2.2 Resusitasi Jantung Paru (RJP)
2.2.1 Definisi
Resusitasi atau reanimasi mempunyai arti harfiah menghidupkan kembali,
dimaksudkan sebagai sebuah prosedur medis yang bertujuan mengembalikan
fungsi dari sistem kardiovaskular dan atau sistem respirasi pada seseorang yang
sedang mengalami episode henti jantung atau paru berlanjut menjadi kematian
biologis, lebih dikenal dengan nama resusitasi jantung paru (RJP).6
Henti jantung merupakan kegagalan mendadak dari jantung untuk
mempertahankan sirkulasi yang adekuat. Hal ini dapat disebabkan oleh fibrilasi
ventrikel, asystole, atau ketiadaan aktivitas kelistrikan jantung. Penting untuk
mengetahui bahwa apakah tindakan RJP akan memberikan pengaruh pada kondisi
pasien atau tidak, karena jika memberikan pengaruh yang efektif maka harus
dilaksankan dengan secepatnya dan akan lebih baik jika dilakukan kurang dari 3
menit setelah henti jantung terjadi.7
RJP merupakan salah satu bentuk intervensi medis yang memerlukan
perhatian yang lebih. RJP terdiri dari beberapa teknik yang dirancang untuk
memperbaiki sirkulasi dan respirasi pada kejadian henti jantung atau paru. RJP
merupakan serangkaian prosedur medis yang dirancang untuk mengembalikan
9
fungsi pernapasan dan sirkulasi pada seseorang yang mengalami henti napas,
hilangnya denyut jantung, atau kehilangan kedua fungsi tersebut.2
RJP bentuk yang paling sederhana adalah dari mulut ke mulut dan
insuflasi kompresi dada, hal ini diajarkan kepada orang-orang untuk digunakan
dalam situasi darurat. Defibrillator eksternal otomatis (AED) sekarang tersedia
untuk digunakan oleh orang awam.

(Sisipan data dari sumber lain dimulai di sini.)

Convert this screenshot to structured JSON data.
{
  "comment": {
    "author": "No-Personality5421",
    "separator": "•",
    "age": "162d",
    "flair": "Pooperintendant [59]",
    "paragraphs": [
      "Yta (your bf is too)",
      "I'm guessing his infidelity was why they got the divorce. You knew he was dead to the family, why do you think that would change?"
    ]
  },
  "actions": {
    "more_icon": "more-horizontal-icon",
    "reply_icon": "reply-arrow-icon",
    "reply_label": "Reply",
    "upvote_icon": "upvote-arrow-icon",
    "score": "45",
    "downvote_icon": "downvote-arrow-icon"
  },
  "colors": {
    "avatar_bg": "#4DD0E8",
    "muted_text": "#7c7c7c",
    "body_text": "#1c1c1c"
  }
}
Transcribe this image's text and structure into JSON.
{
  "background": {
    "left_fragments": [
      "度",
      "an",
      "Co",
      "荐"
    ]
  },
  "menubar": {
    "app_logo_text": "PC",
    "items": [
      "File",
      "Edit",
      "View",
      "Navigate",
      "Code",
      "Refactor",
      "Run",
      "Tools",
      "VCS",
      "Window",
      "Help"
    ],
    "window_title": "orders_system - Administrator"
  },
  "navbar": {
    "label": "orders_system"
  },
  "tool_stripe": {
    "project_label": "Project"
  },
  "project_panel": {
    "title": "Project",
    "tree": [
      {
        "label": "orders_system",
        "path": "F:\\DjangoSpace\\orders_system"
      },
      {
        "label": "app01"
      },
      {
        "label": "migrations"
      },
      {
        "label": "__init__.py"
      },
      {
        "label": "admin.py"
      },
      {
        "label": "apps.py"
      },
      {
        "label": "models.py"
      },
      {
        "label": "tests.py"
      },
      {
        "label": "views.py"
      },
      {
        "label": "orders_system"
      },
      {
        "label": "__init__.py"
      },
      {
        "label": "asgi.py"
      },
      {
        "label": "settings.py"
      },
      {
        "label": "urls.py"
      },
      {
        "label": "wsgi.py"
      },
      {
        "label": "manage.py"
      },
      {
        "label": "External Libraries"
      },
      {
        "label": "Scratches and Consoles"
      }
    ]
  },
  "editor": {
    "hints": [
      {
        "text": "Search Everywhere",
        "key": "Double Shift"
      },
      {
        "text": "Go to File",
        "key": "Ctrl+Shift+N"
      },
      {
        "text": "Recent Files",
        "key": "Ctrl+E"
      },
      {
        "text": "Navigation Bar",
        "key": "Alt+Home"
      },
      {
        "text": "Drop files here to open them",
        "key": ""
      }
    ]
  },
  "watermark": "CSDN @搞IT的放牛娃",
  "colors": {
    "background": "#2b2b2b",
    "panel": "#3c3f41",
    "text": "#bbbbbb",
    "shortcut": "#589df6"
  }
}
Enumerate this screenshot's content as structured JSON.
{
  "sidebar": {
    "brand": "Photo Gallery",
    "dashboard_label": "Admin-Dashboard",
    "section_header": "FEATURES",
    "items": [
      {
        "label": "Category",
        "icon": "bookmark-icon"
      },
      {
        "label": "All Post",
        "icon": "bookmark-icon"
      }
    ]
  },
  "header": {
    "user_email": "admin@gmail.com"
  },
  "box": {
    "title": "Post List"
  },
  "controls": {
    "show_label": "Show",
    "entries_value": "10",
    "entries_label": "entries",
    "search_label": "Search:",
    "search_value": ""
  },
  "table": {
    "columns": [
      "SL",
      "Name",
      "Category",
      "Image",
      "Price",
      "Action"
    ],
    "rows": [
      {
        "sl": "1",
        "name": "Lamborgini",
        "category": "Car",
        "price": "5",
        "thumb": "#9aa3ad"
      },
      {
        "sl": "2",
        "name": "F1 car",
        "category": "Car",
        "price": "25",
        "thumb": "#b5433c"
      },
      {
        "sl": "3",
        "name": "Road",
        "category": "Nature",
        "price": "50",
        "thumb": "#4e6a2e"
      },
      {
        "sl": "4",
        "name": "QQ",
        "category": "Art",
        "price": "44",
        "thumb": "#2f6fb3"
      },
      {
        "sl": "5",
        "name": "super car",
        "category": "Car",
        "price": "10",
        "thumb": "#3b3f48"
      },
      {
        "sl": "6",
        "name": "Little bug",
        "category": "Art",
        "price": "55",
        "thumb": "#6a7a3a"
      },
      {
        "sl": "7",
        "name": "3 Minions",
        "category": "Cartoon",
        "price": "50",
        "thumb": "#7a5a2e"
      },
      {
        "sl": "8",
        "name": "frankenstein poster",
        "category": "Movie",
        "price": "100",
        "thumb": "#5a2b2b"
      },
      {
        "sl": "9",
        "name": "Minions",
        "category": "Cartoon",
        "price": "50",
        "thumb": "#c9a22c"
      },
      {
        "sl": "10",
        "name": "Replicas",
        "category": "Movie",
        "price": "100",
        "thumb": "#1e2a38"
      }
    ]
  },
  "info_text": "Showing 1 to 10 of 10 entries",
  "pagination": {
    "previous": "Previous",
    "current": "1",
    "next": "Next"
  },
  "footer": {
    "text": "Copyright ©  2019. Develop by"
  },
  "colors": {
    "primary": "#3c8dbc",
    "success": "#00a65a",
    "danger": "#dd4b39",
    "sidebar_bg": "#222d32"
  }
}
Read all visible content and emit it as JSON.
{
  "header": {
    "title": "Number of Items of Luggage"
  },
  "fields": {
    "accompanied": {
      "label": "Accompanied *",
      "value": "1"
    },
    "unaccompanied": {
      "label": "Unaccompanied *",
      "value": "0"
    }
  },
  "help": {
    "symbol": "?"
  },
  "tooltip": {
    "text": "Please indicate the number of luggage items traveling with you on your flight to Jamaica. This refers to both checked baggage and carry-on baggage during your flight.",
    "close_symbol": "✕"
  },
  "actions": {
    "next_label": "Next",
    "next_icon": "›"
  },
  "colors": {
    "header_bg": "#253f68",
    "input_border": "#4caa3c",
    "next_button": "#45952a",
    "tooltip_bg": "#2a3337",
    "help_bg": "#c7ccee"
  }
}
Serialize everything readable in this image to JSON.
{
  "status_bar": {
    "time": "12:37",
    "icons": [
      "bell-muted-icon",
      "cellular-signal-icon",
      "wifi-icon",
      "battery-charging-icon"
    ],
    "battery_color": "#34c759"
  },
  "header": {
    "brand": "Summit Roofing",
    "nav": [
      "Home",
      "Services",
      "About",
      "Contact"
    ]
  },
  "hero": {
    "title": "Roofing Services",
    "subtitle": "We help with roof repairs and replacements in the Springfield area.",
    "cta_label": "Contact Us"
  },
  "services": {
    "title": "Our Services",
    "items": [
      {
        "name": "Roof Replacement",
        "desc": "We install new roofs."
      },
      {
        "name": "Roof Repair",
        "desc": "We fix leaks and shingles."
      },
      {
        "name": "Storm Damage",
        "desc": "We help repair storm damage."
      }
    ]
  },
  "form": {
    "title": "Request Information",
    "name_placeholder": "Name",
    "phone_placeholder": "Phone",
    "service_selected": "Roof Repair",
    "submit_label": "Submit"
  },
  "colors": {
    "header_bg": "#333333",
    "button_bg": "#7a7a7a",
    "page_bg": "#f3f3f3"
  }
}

Di rumah sakit, RJP biasanya dilakukan oleh
tim terlatih yang bertugas untuk panggilan darurat. Teknik RJP meliputi kompresi
dada tertutup, intubasi dengan ventilasi, elektrokonversi aritmia, dan penggunaan
obat-obatan kardiotonik dan vasopresin.2,4
The Joint Commision on Accreditation of Health Care Organizations
mengharuskan rumah sakit memiliki kebijakan resmi mengenai RJP. Biasanya,
kebijakan tersebut mengharuskan RJP menjadi urutan tetap, yaitu RJP akan
dilakukan pada setiap pasien yang menderita serangan jantung atau pernapasan
tanpa perintah tertulis yang biasanya diperlukan untuk mengotorisasi prosedur
rumah sakit. Kebijakan itu mengharuskan suatu perintah tertulis untuk
mengotorisasi kelalaian RJP untuk pasien tertentu. Dengan demikian, dokter bisa
tidak melakukan RJP ketika ada pernyataan tertentu bahwa itu harus tidak
dilakukan. Pernyataan ini disebut do not resuscitate (DNR) atau do not attempt
resuscitation (DNAR) dan sering ditetapkan sebagai no code. Kelalaian RJP
setelah menilai cardiopulmonary akan mengakibatkan kematian pasien.
10
2.2.2 Indikasi dilakukan RJP
a. Henti Napas
Penyebab dari henti napas primer (respiratory arrest) dapat berupa banyak
hal, misalnya serangan stroke, keracunan obat, tenggelam, inhalasi
asap/uap/gas, obstruksi jalan napas oleh benda asing, tersengat listrik,
tersambar petir, serangan infark jantung, radang epiglottis, tercekik
(suffocation), trauma dan lain-lain. Jika henti napas mendapatkan
pertolongan segera maka pasien akan terselamatkan hidupnya dan
sebaliknya jika terlambat akan berakibat henti jantung.
b. Henti Jantung
Henti jantung primer (cardiac arrest) merupakan ketidaksanggupan curah
jantung untuk memberi kebutuhan oksigen ke otak dan organ vital lainnya
secara mendadak dan dapat kembali normal, jika dilakukan tindakan yang
tepat atau akan menyebabkan kematian atau kerusakan otak. Henti jantung
ditandai dengan denyut nadi besar tak teraba, sianosis atau pucat sekali,
pernapasan berhenti atau satu-satu, dilatasi pupil dan tidak bereaksi
terhadap rangsang cahaya, dan pasien tidak sadar.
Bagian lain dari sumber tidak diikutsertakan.